Mental illnesses, including affective and psychotic disorders, are leading global causes of morbidity and among the most costly human disorders. Identifying the underlying pathophysiology is imperative and can lead to major health benefits, through better treatment and prevention strategies. The heritability is high, and recent discoveries of polygenic risk factors in schizophrenia and bipolar disorders have enabled us to identify environmental factors that interact with genetic susceptibility during the critical phase of adolescence and early adulthood. The current project combines novel analytical tools with genotypes from Norwegian biobanks and data from health registries and hospital samples, to identify resilience factors in severe mental disorders.
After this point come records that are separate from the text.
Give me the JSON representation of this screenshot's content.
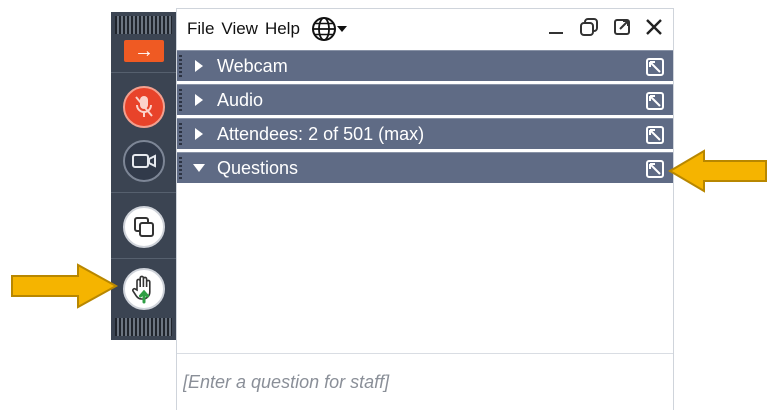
{
  "menu": {
    "file": "File",
    "view": "View",
    "help": "Help"
  },
  "sections": [
    {
      "label": "Webcam",
      "expanded": false
    },
    {
      "label": "Audio",
      "expanded": false
    },
    {
      "label": "Attendees:  2 of 501 (max)",
      "expanded": false
    },
    {
      "label": "Questions",
      "expanded": true
    }
  ],
  "question_input": {
    "placeholder": "[Enter a question for staff]"
  },
  "toolbar": {
    "collapse_glyph": "→"
  },
  "icons": {
    "collapse": "arrow-right-icon",
    "mic": "mic-muted-icon",
    "camera": "camera-icon",
    "share": "screen-share-icon",
    "hand": "raise-hand-icon",
    "globe": "globe-icon",
    "minimize": "minimize-icon",
    "restore": "restore-icon",
    "popout": "popout-icon",
    "close": "close-icon"
  },
  "colors": {
    "toolbar_bg": "#3b4452",
    "section_bg": "#5f6b85",
    "accent_orange": "#ef5a23",
    "mic_red": "#e8432a",
    "hand_green": "#2e9e44",
    "annotation_arrow": "#f5b400"
  }
}
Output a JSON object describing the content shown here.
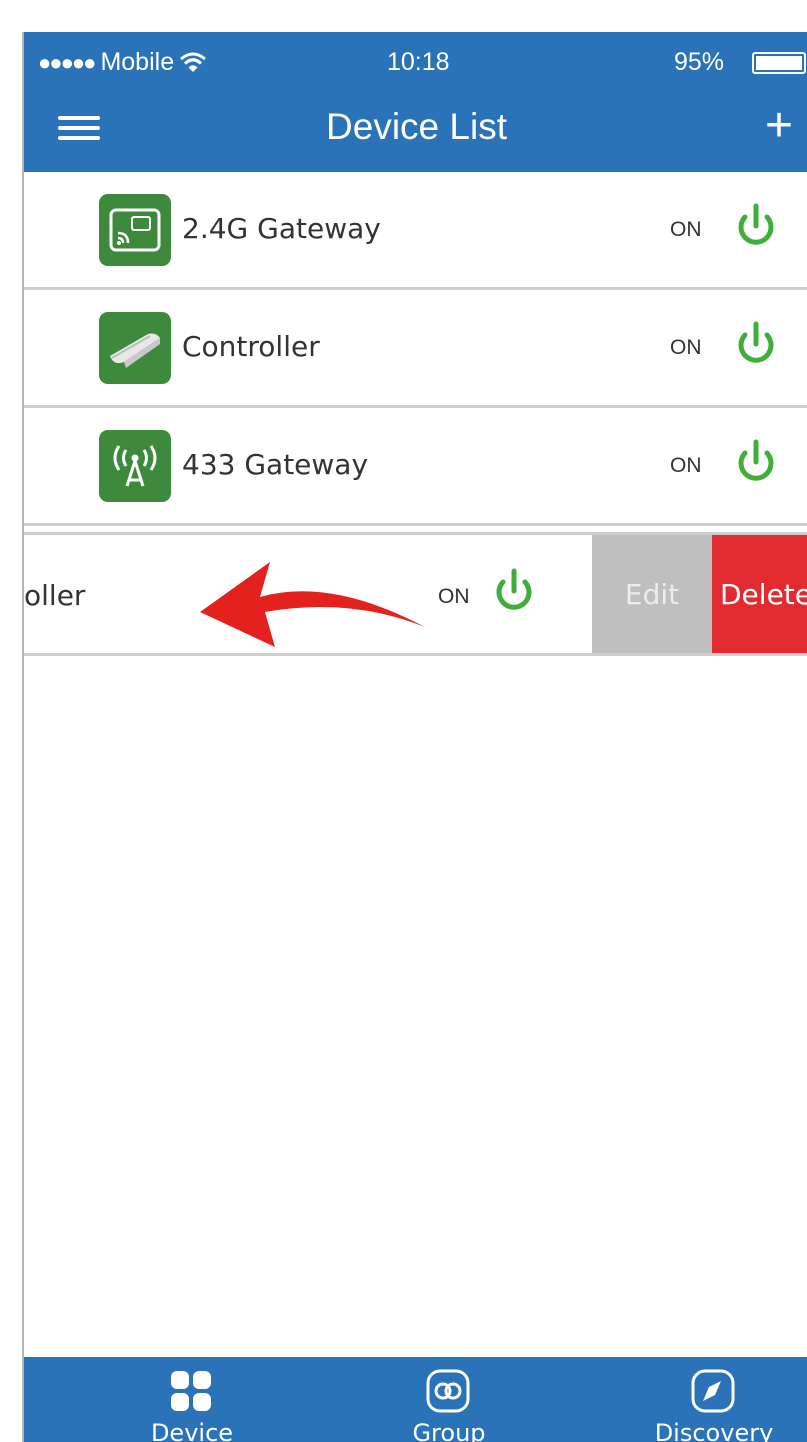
{
  "status_bar": {
    "carrier": "Mobile",
    "time": "10:18",
    "battery": "95%"
  },
  "header": {
    "title": "Device List",
    "add_label": "+"
  },
  "devices": [
    {
      "name": "2.4G Gateway",
      "state": "ON",
      "icon": "gateway-24g-icon"
    },
    {
      "name": "Controller",
      "state": "ON",
      "icon": "controller-icon"
    },
    {
      "name": "433 Gateway",
      "state": "ON",
      "icon": "antenna-433-icon"
    }
  ],
  "swiped_row": {
    "name": "oller",
    "state": "ON",
    "edit_label": "Edit",
    "delete_label": "Delete"
  },
  "tabbar": {
    "tabs": [
      {
        "label": "Device",
        "icon": "grid-icon"
      },
      {
        "label": "Group",
        "icon": "group-icon"
      },
      {
        "label": "Discovery",
        "icon": "compass-icon"
      }
    ]
  },
  "colors": {
    "primary": "#2a73b9",
    "device_icon_bg": "#3e8a3c",
    "power_green": "#3fae3a",
    "delete_red": "#e12b31",
    "edit_gray": "#bfbfbf",
    "arrow_red": "#e3221e"
  }
}
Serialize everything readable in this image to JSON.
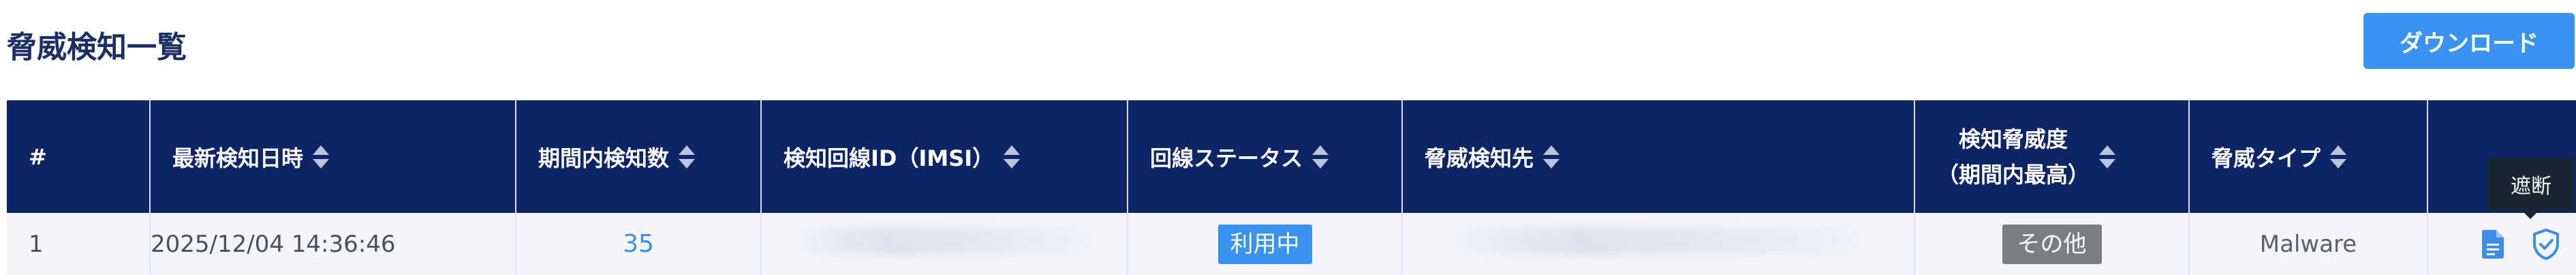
{
  "page": {
    "title": "脅威検知一覧",
    "download_label": "ダウンロード"
  },
  "table": {
    "headers": [
      {
        "label": "#",
        "sortable": false
      },
      {
        "label": "最新検知日時",
        "sortable": true
      },
      {
        "label": "期間内検知数",
        "sortable": true
      },
      {
        "label": "検知回線ID（IMSI）",
        "sortable": true
      },
      {
        "label": "回線ステータス",
        "sortable": true
      },
      {
        "label": "脅威検知先",
        "sortable": true
      },
      {
        "label_line1": "検知脅威度",
        "label_line2": "（期間内最高）",
        "sortable": true
      },
      {
        "label": "脅威タイプ",
        "sortable": true
      },
      {
        "label": "",
        "sortable": false
      }
    ],
    "rows": [
      {
        "index": "1",
        "latest_detected": "2025/12/04 14:36:46",
        "count": "35",
        "line_id": "",
        "line_status": "利用中",
        "threat_destination": "",
        "severity": "その他",
        "threat_type": "Malware"
      }
    ]
  },
  "actions": {
    "detail_icon": "document-icon",
    "block_icon": "shield-check-icon",
    "tooltip": "遮断"
  },
  "colors": {
    "header_bg": "#0d2466",
    "title": "#1b2f63",
    "accent": "#3c92f0",
    "severity_badge": "#7a7d82"
  }
}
This can form the basis of public health efforts to target actionable environmental factors, to reduce the risk of disease development. We will obtain genotypes from approx n=300000 including the MoBa birth cohort, which has key information about early environmental factors (pregnancy, neonatal and childhood/adolescence). This will form the basis for studies of environment interactions with genetic risk/protective factors, obtained from international psychiatric genetics consortia with one million samples. We will apply novel Bayesian statistical tools for polygenic phenotypes to identify interacting environmental risk/protective factors, and replicate in samples from Nordic partners, building on the similarities in genetic background, culture and health care systems. The project is based on collaboration between universities, hospitals, the Institute of Public Health, and industry. The project builds on a tight collaboration between Nordic research groups, which are leaders in genetics of mental illness, and US partners with frontline expertise in bioinformatics and biostatistics, leading to synergy. The project will provide key knowledge about actionable public health factors with potential high societal gain.